Who defines our personal necessities? Is it us? Or is it the ads piped through the television? We cannot continue to aspire for more and more possessions. That time has past. We must be sensible and thrifty in defining our necessities and translate that new definition through our shopping habits. This will fatten piggy banks across the country. What will you do with your newfound savings? A college education? A family home?

We must redefine luxury. No longer can it be equated with frivolous, expensive possessions, acquired to impress or fill an internal emptiness. Let’s put luxury on our own terms and make it match our values. Make it personal and meaningful, like time spent reading to our children; the cost of a book or a trip to the library and one of the most valuable things we have, time.

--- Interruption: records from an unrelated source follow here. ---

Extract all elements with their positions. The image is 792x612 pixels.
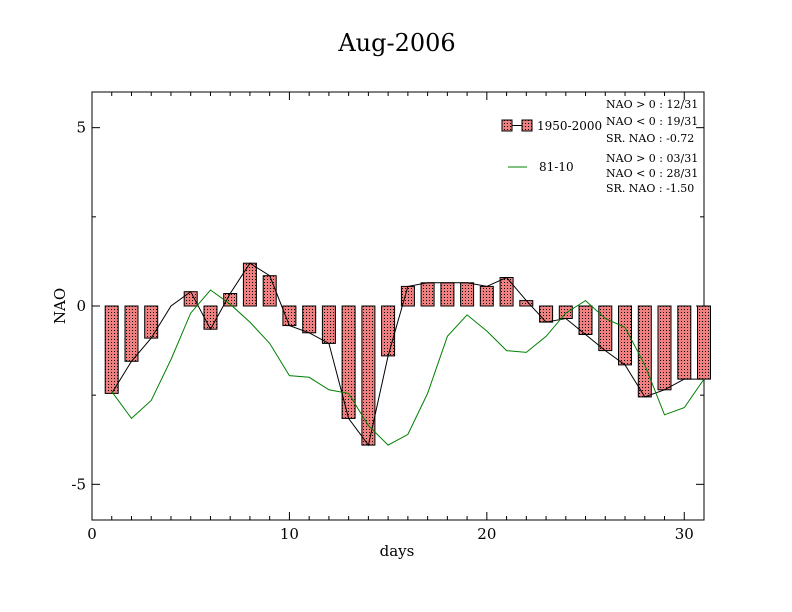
bar-day-20	[479, 285, 494, 307]
stat-line: NAO > 0 : 12/31	[606, 98, 698, 111]
lines-layer	[111, 262, 705, 447]
line-81-10	[111, 289, 705, 446]
y-axis-label: NAO	[51, 288, 69, 324]
legend-bar-swatch-left	[501, 119, 513, 132]
axis-ticks: 0 10 20 30 -5 0 5	[71, 92, 705, 543]
bar-day-18	[440, 282, 455, 307]
bars-1950-2000	[104, 262, 711, 446]
chart-title: Aug-2006	[337, 29, 455, 57]
x-axis-label: days	[380, 542, 415, 560]
bar-day-17	[420, 282, 435, 307]
bar-day-21	[499, 277, 514, 307]
y-tick-label: 0	[76, 297, 86, 315]
bar-day-2	[124, 305, 139, 362]
plot-area: 0 10 20 30 -5 0 5	[71, 91, 711, 543]
stats-1950-2000: NAO > 0 : 12/31 NAO < 0 : 19/31 SR. NAO …	[606, 98, 698, 145]
bar-day-15	[381, 305, 396, 357]
x-tick-label: 30	[675, 525, 694, 543]
bar-day-11	[302, 305, 317, 334]
stat-line: SR. NAO : -1.50	[606, 182, 694, 195]
bar-day-31	[697, 305, 711, 380]
bar-day-6	[203, 305, 218, 330]
legend: 1950-2000 81-10 NAO > 0 : 12/31 NAO < 0 …	[501, 98, 698, 195]
legend-entry-1950-2000: 1950-2000	[501, 119, 602, 133]
x-tick-label: 0	[87, 525, 97, 543]
bar-day-29	[657, 305, 672, 391]
bar-day-12	[321, 305, 336, 344]
bar-day-24	[558, 305, 573, 319]
stat-line: NAO < 0 : 28/31	[606, 167, 698, 180]
bar-day-3	[144, 305, 159, 339]
y-tick-label: -5	[71, 475, 86, 493]
stat-line: NAO > 0 : 03/31	[606, 152, 698, 165]
stat-line: NAO < 0 : 19/31	[606, 115, 698, 128]
stat-line: SR. NAO : -0.72	[606, 132, 694, 145]
bar-day-28	[637, 305, 652, 398]
legend-label-1950-2000: 1950-2000	[537, 119, 602, 133]
legend-entry-81-10: 81-10	[508, 160, 574, 174]
stats-81-10: NAO > 0 : 03/31 NAO < 0 : 28/31 SR. NAO …	[606, 152, 698, 195]
legend-label-81-10: 81-10	[539, 160, 574, 174]
bar-day-23	[539, 305, 554, 323]
y-tick-label: 5	[76, 119, 86, 137]
bar-day-30	[677, 305, 692, 380]
x-tick-label: 20	[477, 525, 496, 543]
legend-bar-swatch-right	[521, 119, 533, 132]
x-tick-label: 10	[280, 525, 299, 543]
bar-day-9	[262, 275, 277, 307]
line-1950-2000	[111, 262, 704, 447]
bar-day-1	[104, 305, 119, 394]
bar-day-19	[460, 282, 475, 307]
bar-day-26	[598, 305, 613, 352]
bar-day-5	[183, 291, 198, 307]
bar-day-10	[282, 305, 297, 327]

"...put luxury on our own terms
and make it match our values."

We have much to do and a have a long journey ahead. What is going to help us summit that peak? Leather seat warmers or a college education? Let’s just hope we get there before those majestic glaciers melt away. Barak Obama believes in us. Yes we can.

2 comments:

about me MH JT said...

I concur. I think it's funny how our definitions of luxury, value, worth are often defined by others. I'm not a big reader of Suzie Orman, but I know one great point of hers is we spend a lot of money on buying things to impress other people, and I think she's dead on.

Also, I find it amusing - that slightly raspy, intended to be both sexy and powerful voice on the Cadillac commercial where the woman's heel pushes on the gas while she says "when you turn your car on, does it return the favor?" Part of me loves that commercial (I want to meet that woman), but a bigger part internally shouts waste! - false idolatry! Basically, an inappropriate depiction of wealth and power. I think I prefer the power of hanging on to my own money for my own reasons.

Kudos, Thrifty Chick - great observations.

Shopping Golightly said...

Thank you. Hang on to your money and spend invest it on your own terms. That woman in the car commercial you write of is probably selfish, demanding and high maintenance. Unless you think that sexy, I don't think you really want to hook up with her.